Can you help me show that if $L$ is a partial differential operator given by $$L=a{{\partial^2}\over{\partial{x^2}}}+b{{\partial^2}\over{\partial{y^2}}}+c{{\partial^2}\over{\partial{x}\partial{y}}}$$ $a$,$b$,$c$ real numbers,
which commutes with all rotations $p_{\theta}(z)=ze^{i\theta}$, meaning, whenever $f$ is at least $C^2$ on $\Bbb C$, $(Lf)\circ p_{\theta} = L(f \circ p_{\theta})$ for any $\theta$, then $L$ must be a constant multiple of the Laplacian?
I tried directly calculating each side of the commutativity condition, which got me somewhere, but I can't seem to close it out. Essentially, I need to show that $c$=0 and $b=a$. What is the best way to do this? Picking certain $f$ and certain $\theta$ and deriving a contradiction perhaps?
There is a note in the problem telling me that I can also write $p_{\theta}(x,y)=(x\cos(\theta)-y\sin(\theta),x\sin(\theta)+y\cos(\theta))$, which is the form I have been trying to work with.
We calculate derivatives of the composition $f\circ p_\theta$ using the chain-rule to find (below $C=\cos(\theta)$ and $S=\sin\theta$)

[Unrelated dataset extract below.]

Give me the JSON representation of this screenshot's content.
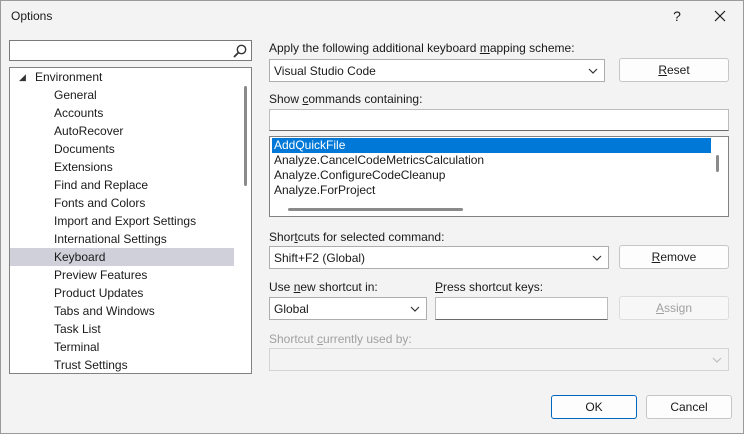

$$\frac{\partial}{\partial x} [f\circ p_\theta] = [Cf_x + Sf_y]\circ p_\theta$$ $$\frac{\partial}{\partial y} [f\circ p_\theta] = [Sf_x - Cf_y]\circ p_\theta$$
and
$$\frac{\partial^2}{\partial x\partial y} [f\circ p_\theta] = [-SCf_{xx} + (C^2-S^2)f_{xy} + SCf_{yy}]\circ p_\theta$$ $$\frac{\partial^2}{\partial y^2}[f\circ p_\theta] = [S^2f_{xx} - 2CSf_{xy} + C^2f_{yy}]\circ p_\theta$$ $$\frac{\partial^2}{\partial x^2} [f\circ p_\theta] = [C^2f_{xx} + 2CSf_{xy} + S^2f_{yy}]\circ p_\theta$$
Putting this togeather gives us
$$L[f\circ p_\theta] = \left[(aC^2+bS^2- cSC)f_{xx} + (aS^2+bC^2 + cSC)f_{yy} \\+ (2CS(a-b) + c(C^2-S^2))f_{xy}\right]\circ p_\theta$$
We also have
$$L[f]\circ p_\theta = \left[(a)f_{xx} + (b)f_{yy} + (c)f_{xy}\right]\circ p_\theta$$
In order to have $L[f\circ p_\theta] = L[f]\circ p_\theta$ for all $\theta,x,y$ we either need $f_{xx} = f_{yy} = f_{xy} = 0$ (for which $f = Ax + By$) or
$$a = aC^2+bS^2 - cSC$$ $$b = aS^2+bC^2 + cSC$$ $$c = 2CS(a-b) + c(C^2-S^2)$$
Take $\theta = \pi/2$ in the last equation to get $c=0$ and $a=b$ which implies that $L$ is a constant multiplicum of the Laplacian.